2 Rindu Yang Terhalang

"Varo, kenapa kamu jahat sekali baru menghubungiku sekarang?" kata Ellaine dengan wajah cemberut. Ia benar-benar kesal dengan pemuda yang tengah video call dengannya, ia sudah membuatnya khawatir karena menghilang selama 1 minggu.

"Maaf, maaf… bukan tanpa alasan aku tak menghubungimu, sudah ku katakan berkali-kali kan? di rumah kakek tidak ada jaringan sedikitpun, itu juga membuatku stres Ell" wajah Varo juga ikut di lipat.

"Kenapa kamu ikut stres? bukannya di sana banyak gadis-gadis desa yang anggun-anggun?" tanya Ellaine kesal.

"Tentu, setiap hari aku melihatnya, tapi entah kenapa hanya ada satu wajah yang membuatku sulit untuk tidur, bahkan sulit untuk bernafas karena selalu merindukannya" Varo menjawab dengan serius.

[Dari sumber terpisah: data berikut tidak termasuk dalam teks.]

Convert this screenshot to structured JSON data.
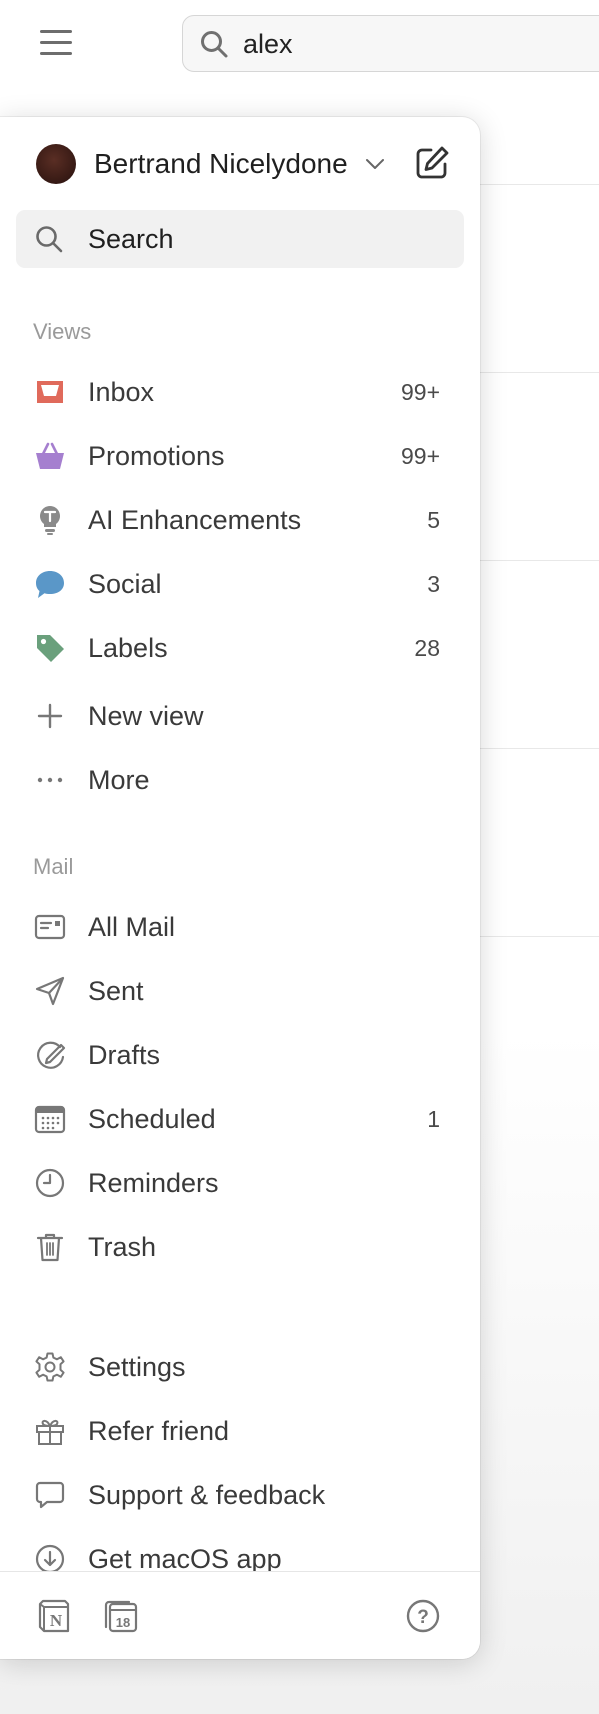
{
  "search": {
    "value": "alex"
  },
  "account": {
    "name": "Bertrand Nicelydone"
  },
  "panel_search": {
    "label": "Search"
  },
  "views": {
    "heading": "Views",
    "items": [
      {
        "label": "Inbox",
        "count": "99+",
        "icon": "inbox-icon",
        "color": "#e06a5b"
      },
      {
        "label": "Promotions",
        "count": "99+",
        "icon": "basket-icon",
        "color": "#a57fcf"
      },
      {
        "label": "AI Enhancements",
        "count": "5",
        "icon": "lightbulb-icon",
        "color": "#8a8a8a"
      },
      {
        "label": "Social",
        "count": "3",
        "icon": "chat-bubble-icon",
        "color": "#5a97c8"
      },
      {
        "label": "Labels",
        "count": "28",
        "icon": "tag-icon",
        "color": "#6aa07c"
      }
    ],
    "new_view": "New view",
    "more": "More"
  },
  "mail": {
    "heading": "Mail",
    "items": [
      {
        "label": "All Mail",
        "count": "",
        "icon": "all-mail-icon"
      },
      {
        "label": "Sent",
        "count": "",
        "icon": "paper-plane-icon"
      },
      {
        "label": "Drafts",
        "count": "",
        "icon": "draft-icon"
      },
      {
        "label": "Scheduled",
        "count": "1",
        "icon": "calendar-icon"
      },
      {
        "label": "Reminders",
        "count": "",
        "icon": "clock-icon"
      },
      {
        "label": "Trash",
        "count": "",
        "icon": "trash-icon"
      }
    ]
  },
  "bottom": {
    "items": [
      {
        "label": "Settings",
        "icon": "gear-icon"
      },
      {
        "label": "Refer friend",
        "icon": "gift-icon"
      },
      {
        "label": "Support & feedback",
        "icon": "speech-bubble-icon"
      },
      {
        "label": "Get macOS app",
        "icon": "download-icon"
      }
    ]
  },
  "footer": {
    "icons": [
      "notion-icon",
      "calendar-18-icon",
      "help-icon"
    ],
    "calendar_day": "18",
    "notion_letter": "N",
    "help_glyph": "?"
  }
}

"Benarkah? seperti apa sih dia sampai membuat kekasihku melupakan pacarnya selama seminggu? aku penasaran apa dia lebih cantik dariku" Ellaine berkata dengan nada cemburu, keningnya berkerut menandakan sedang berpikir.

"Kamu mau tau seperti apa dia?"

Ellaine mengangguk.

"Dia adalah wanita tercantik di dunia yang pernah aku temui, dia punya senyum yang indah, sorot matanya teduh, dia akan sangat cantik ketika dia tertawa, dan yang pasti dia sangat mencintaiku" Kata Varo menggambarkan.

"Waw,sepertinya orang itu sangat special bagimu tuan Alvaro" Ellaine berkata dengan wajah di tekuk.

"Tentu" Varo menatap Ellaine lewat layar kecil itu dengan tatapan penuh arti. "Aku merindukanmu Ell" bisiknya.

Ellaine terdiam.

"Aku juga merindukanmu" Air mata Ellaine tak lagi bisa di bendung, kerinduan yang begitu mendalam terasa begitu menyayat, ingin rasanya ia lari ke dalam pelukan laki-laki yang ada di layar ponselnya itu, menumpahkan segala rasa yang tak lagi bermakna. Entah kenapa hatinya begitu gelisah melihat tatapan Varo, ia merasakan begitu sakit dan rindu yang tercampur dalam perasaan yang sulit untuk di mengerti.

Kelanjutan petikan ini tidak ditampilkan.